Pound of Flesh

Still-kicking Jean-Claude Van Damme is Deacon, a cynical but bighearted mercenary and counter-kidnap specialist who travels to the Philippines to donate a kidney to his dying niece (Adele Baughan). Following what appears to be a simple one-night stand with local expat floozy Ana (Charlotte Peters), Deacon wakes up in an ice bath with a huge gash on his back where his kidney has been prematurely removed, harvested by a black market dealer.

Complicating things is the tension between Deacon and his wimpy, conservative Christian brother George (John Ralston), with whom Deacon has little choice but to forge a temporary posse. Will Deacon and his estranged brother be able to set aside their differences and find the kidney’s unlawful recipient in time to retrieve it and save the little girl? Pound of Flesh quickly gets down to business in answering that question and others more philosophical.

Some of the action sequences, particularly during the first half of the movie, lack sufficient coverage, and one particular fight scene in a nightclub is too darkly lit to be able to follow the choppy fight choreography in its specifics; but Pound of Flesh improves as it goes along, becoming quite suspenseful toward the conclusion, and packs a few powerful twists. A moderate recommendation for Van Damme fans.

4 out of 5 stars. Ideological Content Analysis indicates that Pound of Flesh is:

[WARNING: POTENTIAL SPOILERS]

3. Anti-slut. Loose women are devious. Reassuring the audience that there is hope for every soul, however, Charlotte Peters plays the proverbial hooker with a heart of gold.

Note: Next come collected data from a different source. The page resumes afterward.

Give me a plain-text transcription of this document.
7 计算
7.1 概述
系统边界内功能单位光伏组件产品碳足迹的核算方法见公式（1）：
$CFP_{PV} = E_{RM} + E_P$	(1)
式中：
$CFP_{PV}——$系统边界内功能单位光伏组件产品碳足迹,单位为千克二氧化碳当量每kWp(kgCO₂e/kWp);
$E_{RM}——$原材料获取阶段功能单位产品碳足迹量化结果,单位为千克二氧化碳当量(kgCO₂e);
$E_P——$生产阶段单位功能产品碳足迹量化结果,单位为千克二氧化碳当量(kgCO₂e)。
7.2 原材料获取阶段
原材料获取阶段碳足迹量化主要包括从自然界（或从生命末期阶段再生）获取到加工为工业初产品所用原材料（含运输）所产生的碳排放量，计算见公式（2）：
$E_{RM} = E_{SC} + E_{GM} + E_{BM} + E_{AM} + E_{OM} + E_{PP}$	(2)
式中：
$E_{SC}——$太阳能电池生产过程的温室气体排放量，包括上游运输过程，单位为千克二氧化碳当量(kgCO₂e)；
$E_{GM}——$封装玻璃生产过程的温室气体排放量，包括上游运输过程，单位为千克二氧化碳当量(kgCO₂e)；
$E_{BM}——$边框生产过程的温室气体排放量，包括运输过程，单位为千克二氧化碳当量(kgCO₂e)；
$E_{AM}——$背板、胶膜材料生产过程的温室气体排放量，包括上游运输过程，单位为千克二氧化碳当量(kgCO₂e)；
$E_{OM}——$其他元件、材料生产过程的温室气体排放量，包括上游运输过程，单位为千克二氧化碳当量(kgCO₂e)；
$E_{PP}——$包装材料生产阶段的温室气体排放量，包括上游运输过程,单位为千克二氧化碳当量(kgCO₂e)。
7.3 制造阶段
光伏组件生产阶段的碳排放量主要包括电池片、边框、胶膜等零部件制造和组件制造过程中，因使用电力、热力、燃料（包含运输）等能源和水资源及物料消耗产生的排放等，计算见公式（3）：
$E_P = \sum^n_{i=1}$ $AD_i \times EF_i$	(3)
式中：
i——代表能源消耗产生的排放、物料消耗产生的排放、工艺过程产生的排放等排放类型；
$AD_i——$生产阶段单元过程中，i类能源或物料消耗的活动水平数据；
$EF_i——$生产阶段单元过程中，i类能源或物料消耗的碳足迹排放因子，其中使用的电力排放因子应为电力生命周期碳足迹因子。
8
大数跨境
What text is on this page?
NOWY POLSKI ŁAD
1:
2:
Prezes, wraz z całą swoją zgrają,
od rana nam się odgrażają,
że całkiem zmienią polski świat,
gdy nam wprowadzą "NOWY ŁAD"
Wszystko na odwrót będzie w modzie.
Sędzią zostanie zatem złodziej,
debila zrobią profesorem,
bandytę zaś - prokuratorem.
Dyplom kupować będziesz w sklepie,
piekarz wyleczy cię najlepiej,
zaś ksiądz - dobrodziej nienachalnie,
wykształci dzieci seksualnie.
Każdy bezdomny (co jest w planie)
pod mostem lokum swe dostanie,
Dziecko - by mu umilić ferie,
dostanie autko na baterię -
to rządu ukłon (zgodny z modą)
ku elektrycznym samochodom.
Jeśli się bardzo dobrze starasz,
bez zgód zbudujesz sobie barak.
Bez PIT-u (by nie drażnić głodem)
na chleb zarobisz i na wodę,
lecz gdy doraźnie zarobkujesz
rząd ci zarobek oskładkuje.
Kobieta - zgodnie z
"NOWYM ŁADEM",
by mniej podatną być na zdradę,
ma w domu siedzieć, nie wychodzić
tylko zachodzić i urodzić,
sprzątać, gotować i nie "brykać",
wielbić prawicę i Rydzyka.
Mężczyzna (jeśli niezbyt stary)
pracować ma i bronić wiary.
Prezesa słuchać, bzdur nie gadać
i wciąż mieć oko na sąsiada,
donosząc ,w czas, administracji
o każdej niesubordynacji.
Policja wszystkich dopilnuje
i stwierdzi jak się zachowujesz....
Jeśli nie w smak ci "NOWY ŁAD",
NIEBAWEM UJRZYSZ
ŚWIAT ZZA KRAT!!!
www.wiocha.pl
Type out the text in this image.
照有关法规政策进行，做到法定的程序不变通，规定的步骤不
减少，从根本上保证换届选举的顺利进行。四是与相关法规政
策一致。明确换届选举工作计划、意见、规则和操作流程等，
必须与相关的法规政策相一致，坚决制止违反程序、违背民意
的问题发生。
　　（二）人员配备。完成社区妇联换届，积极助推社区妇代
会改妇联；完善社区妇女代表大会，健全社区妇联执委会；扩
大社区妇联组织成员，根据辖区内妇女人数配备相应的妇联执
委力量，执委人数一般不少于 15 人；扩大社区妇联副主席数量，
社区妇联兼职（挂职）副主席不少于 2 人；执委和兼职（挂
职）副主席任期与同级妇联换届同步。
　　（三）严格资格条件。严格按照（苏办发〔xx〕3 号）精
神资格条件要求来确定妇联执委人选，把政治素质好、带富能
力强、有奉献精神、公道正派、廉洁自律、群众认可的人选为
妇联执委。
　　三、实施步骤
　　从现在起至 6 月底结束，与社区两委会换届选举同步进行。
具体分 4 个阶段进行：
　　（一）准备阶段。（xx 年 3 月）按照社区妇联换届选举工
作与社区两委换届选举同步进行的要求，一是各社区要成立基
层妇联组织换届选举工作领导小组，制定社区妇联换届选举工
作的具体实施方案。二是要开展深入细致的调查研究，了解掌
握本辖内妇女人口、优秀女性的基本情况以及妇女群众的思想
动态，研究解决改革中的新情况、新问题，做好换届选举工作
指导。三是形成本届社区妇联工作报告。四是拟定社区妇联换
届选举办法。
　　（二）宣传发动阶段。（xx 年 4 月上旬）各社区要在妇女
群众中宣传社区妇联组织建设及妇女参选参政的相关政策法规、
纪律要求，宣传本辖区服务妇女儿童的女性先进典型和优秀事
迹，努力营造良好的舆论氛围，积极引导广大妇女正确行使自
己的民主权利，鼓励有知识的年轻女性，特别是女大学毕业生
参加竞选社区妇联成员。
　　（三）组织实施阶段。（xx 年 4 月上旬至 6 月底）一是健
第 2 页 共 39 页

2. Class-conscious and anti-war. The privileged pay to watch the poor beat each other senseless in an underground fight club in Manila. The culprit in the theft turns out to be Simon Rants III (David P. Booth), a high-powered purveyor of mercenaries and a stereotypically frigid crumb of the British upper crust. Sadly, anti-Semites will be disappointed to discover that Pound of Flesh, despite the Shylock reference in its title, is not at all concerned with the Jewish Question, with usury, or with any Hebraic villainy whatsoever.

1. Christ-ambivalent. Blood, Pound of Flesh would seem to suggest, is thicker than scripture, with milquetoast George finally abandoning his principles and learning how easy it is to kill when his daughter’s life is at stake. Deacon, who literally beats people up with a Bible, comes to symbolize a new vision of Christ as a man of brutal action driven by profound compassion with his climactic act of self-sacrifice. This tension and antagonism between the West’s traditional Christianity and the exigencies, often ugly, of a bloodline’s survival, feel especially timely in this age of cuckservative toleration of ongoing white genocide.